Christian credits much of his success to his parents, family and colleagues, who always supported him unconditionally. His long-term collaborations with Philippe Capéraà, Michel Gendron, Johanna Nešlehová, Bruno Rémillard, Louis-Paul Rivest and many others forged lasting friendships and, in one case, turned into love. In their spare time, Christian and Johanna like to read, go to the theatre or watch movies, travel, hike or attend cultural and sports events. Christian also has a passion for history and even wrote a few papers about it with another friend, David Bellhouse. Furthermore, Christian was actively involved for many years in his parish and as a minor-league baseball coach and umpire.
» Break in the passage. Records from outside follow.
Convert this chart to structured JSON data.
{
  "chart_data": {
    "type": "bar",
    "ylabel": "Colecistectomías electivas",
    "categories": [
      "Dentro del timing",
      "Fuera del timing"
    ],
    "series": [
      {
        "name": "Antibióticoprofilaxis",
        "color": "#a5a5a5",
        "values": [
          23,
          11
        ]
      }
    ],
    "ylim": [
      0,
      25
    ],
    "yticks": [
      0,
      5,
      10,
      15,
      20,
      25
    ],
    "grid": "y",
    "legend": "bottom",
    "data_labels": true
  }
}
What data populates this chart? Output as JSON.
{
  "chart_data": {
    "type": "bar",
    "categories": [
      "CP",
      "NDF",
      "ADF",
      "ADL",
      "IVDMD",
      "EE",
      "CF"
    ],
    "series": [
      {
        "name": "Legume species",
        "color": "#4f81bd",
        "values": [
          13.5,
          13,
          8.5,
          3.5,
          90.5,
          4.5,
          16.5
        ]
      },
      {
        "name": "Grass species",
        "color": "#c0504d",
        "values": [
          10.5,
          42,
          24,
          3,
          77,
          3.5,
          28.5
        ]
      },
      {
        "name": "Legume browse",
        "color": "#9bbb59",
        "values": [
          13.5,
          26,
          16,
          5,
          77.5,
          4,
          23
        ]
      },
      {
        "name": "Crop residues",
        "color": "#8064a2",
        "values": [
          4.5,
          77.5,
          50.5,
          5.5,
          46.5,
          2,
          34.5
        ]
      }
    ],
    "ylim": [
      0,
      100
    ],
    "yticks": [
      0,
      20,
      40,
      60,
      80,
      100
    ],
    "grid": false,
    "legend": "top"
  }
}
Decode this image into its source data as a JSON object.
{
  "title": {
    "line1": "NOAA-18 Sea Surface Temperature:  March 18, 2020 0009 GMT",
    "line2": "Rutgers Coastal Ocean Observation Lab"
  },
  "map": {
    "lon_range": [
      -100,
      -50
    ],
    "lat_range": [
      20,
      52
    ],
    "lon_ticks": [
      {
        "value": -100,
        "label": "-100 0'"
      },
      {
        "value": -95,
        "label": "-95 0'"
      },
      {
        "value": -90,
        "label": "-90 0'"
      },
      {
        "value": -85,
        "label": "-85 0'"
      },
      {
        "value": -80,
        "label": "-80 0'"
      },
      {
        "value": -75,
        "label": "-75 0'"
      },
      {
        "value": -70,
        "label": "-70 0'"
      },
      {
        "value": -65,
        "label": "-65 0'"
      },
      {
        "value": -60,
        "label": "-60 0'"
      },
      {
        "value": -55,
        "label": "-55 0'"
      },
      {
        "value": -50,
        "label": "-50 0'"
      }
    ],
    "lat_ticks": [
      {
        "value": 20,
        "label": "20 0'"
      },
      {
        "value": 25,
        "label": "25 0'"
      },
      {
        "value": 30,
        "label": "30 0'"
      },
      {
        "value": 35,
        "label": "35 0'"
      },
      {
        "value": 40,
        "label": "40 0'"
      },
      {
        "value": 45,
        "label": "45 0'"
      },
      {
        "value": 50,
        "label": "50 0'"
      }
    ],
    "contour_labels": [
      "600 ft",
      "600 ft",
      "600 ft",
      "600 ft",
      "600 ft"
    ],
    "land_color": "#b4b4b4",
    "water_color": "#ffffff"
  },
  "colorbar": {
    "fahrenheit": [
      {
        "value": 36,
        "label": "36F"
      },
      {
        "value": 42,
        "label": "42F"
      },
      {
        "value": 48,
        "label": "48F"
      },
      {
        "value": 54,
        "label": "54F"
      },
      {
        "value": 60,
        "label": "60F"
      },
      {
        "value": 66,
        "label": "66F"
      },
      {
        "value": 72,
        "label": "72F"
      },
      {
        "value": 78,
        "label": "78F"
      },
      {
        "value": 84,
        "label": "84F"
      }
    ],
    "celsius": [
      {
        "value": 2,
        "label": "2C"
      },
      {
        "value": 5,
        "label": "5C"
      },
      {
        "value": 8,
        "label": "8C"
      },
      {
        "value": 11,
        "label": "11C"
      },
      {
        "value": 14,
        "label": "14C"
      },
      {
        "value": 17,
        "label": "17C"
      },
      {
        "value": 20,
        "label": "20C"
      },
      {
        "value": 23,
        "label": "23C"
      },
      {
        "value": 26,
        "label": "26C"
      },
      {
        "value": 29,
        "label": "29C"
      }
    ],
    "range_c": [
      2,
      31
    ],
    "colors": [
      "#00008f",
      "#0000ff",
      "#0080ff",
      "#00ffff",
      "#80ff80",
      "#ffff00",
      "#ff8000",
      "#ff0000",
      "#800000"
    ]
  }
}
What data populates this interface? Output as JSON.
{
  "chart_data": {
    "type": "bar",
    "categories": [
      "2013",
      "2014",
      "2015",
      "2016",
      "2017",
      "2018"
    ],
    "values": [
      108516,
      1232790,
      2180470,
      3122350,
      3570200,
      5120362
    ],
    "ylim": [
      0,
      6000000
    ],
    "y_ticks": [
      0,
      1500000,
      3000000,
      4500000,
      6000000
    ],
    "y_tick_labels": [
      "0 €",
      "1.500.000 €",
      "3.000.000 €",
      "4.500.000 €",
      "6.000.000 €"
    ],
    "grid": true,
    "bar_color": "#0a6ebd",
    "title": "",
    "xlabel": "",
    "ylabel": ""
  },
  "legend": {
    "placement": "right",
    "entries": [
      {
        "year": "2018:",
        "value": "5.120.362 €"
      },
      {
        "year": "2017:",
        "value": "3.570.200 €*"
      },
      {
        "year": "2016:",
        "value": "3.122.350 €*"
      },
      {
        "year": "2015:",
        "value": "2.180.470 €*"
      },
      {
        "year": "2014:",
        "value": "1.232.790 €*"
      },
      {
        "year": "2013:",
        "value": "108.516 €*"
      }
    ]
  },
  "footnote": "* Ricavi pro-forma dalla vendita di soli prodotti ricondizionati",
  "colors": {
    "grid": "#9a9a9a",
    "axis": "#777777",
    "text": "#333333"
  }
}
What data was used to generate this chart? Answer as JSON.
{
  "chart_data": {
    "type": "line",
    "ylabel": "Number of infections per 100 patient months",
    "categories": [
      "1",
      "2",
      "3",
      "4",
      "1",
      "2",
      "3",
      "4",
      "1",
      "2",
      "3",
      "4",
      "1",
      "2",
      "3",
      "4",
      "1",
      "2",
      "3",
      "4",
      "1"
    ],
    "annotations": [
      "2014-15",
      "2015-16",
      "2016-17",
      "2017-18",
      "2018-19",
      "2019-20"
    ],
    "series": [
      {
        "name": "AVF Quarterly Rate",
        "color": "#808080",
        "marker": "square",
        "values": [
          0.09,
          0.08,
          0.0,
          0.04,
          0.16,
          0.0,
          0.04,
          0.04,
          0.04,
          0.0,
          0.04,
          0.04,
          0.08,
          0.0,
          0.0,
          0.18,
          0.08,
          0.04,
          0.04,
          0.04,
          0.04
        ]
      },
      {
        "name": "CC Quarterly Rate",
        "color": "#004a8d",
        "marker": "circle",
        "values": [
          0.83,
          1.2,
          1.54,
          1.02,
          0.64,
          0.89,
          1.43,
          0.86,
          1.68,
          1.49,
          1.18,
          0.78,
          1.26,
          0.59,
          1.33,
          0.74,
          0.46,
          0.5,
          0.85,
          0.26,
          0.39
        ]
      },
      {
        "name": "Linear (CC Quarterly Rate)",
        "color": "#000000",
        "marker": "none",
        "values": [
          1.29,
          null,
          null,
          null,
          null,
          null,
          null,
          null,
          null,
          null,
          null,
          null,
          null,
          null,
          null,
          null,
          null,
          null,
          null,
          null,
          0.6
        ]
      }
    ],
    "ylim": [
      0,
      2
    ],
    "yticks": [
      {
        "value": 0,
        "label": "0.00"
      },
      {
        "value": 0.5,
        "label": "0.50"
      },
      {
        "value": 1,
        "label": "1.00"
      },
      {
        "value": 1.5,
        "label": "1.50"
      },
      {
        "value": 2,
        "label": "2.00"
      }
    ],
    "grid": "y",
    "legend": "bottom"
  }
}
He is the proud father of three dynamic and independent young adults: Marianne, Arnaud, and Vincent Genest.
Citation Accompanying the Award / Criteria / Award Delivery
Christian received his Gold Medal at the 39th SSC Annual Meeting held in Wolfville, NS, June 12-15, 2011. 
 
“To Christian Genest, in recognition of his remarkable contributions to multivariate analysis and nonparametric statistics, notably through the development of models and methods of inference for studying stochastic dependence, synthesizing expert judgments and multi-criteria decision making, as well as for his applications thereof in various fields such as insurance, finance, and hydrology.”
 
Christian will deliver the Gold Medal Address at the 40th Annual Meeting of the Society to be held June 3-6, 2012, in Guelph, ON.